Rheam returns with a collection of 16 stories

AWARD-WINNING Bulawayo author Bryony Rheam has launched her third book titled Whatever Happened to Rick Ashley

AWARD-WINNING Bulawayo author Bryony Rheam has launched her third book titled Whatever Happened to Rick Ashley, a collection of 16 short stories, which highlight life in Zimbabwe over the last 20 years.

The launch was held at Still Haven in Bulawayo recently.

"The book highlights the struggles and challenges faced by ordinary people," Rheam said.

"However, it is also about hope and the need to change if we are to go forward.

“The daily routines and the greater fate of ordinary Zimbabweans are represented with a deft, compassionate touch and flashes of humour."

The book has received positive feedback from readers, including from the award-winning writer Siphiwe Ndlovu.

“Whatever Happened to Rick Astley? Bryony Rheam’s wonderful collection of short stories, deals with loss — loss of identity, loss of memory, loss of country, loss of someone you love," she said.

“While the theme seems to be a heavy one, the stories capture the beauty and the magic of the ordinary.

"There is nostalgia here for what once was, but there is also a lot of hope for what could be.

"Anything that can give us hope in today’s day and age is truly amazing, and that is what this collection is.”

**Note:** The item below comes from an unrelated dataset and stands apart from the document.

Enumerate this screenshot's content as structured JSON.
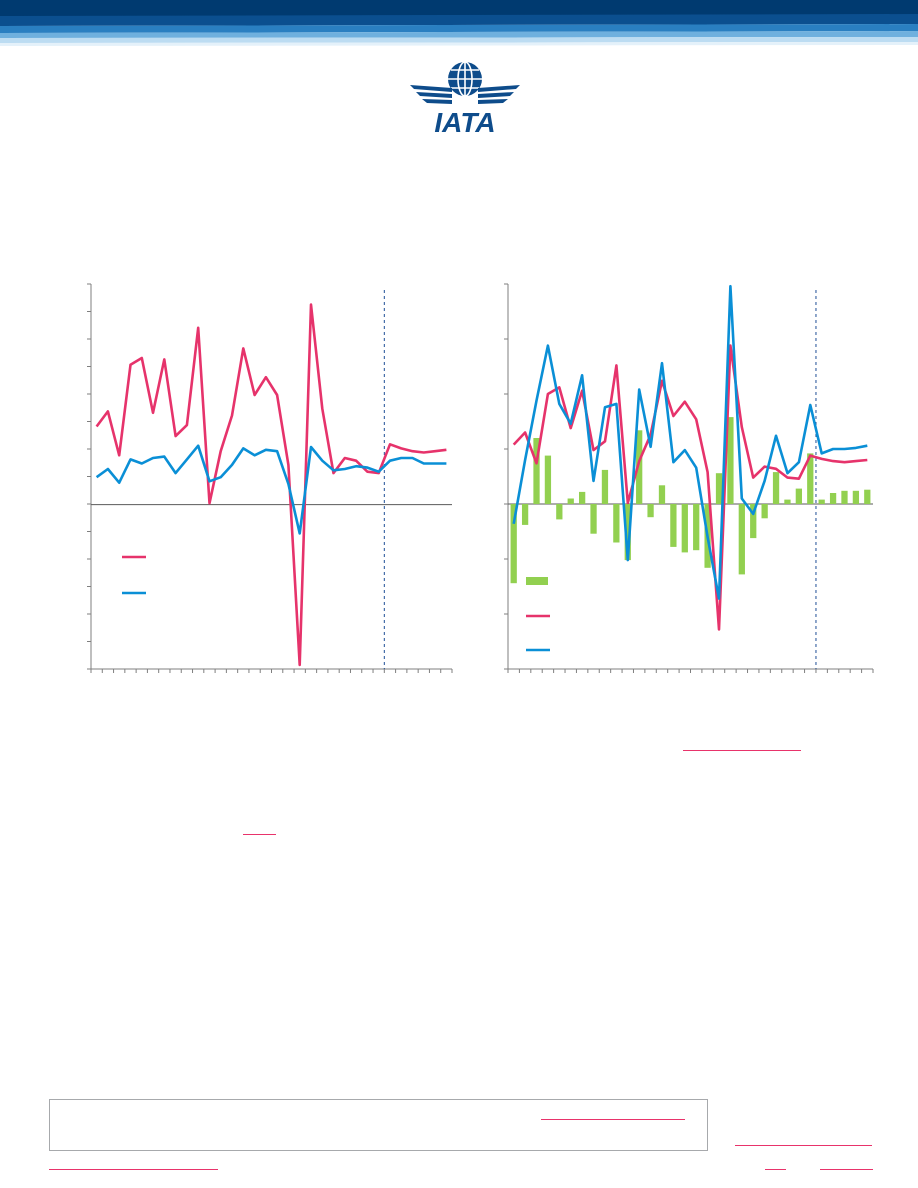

Karen Jennings, who was short-listed for  the Booker Prize for her novel, An Island, is also full of praise for the collection.

“Bryony Rheam’s short stories are skilled, perfectly formed, and compelling; the characters are largely outsiders — whether geographically, culturally or emotionally — and completely realised, inhabiting detailed and believable worlds," Jennings said.

"In all, Whatever Happened to Rick Astley? is a deeply satisfying collection.”

Zimbabwean writer Ian Holding, whose novel Unfeeling was shortlisted for the Dylan Thomas prize, added: “This varied and eclectic collection from Bryony Rheam sizzles with the undercurrent of a continent always on the very edge of chaos and disorder, and yet there is such warmth, strength and humility to the lives of her many eccentric characters. In turn these stories are funny, poignant, at times shocking, but always deeply moving.”

Rheam’s two novels have both won awards in Zimbabwe; This September Sun won Best First Book at the Zimbabwe Book Publishers Association Awards, before going on to topping the UK Amazon charts as an ebook, and All Come to Dust won the Outstanding Literary Fiction awards at both the Bulawayo Arts Awards and the National Arts Merit Awards.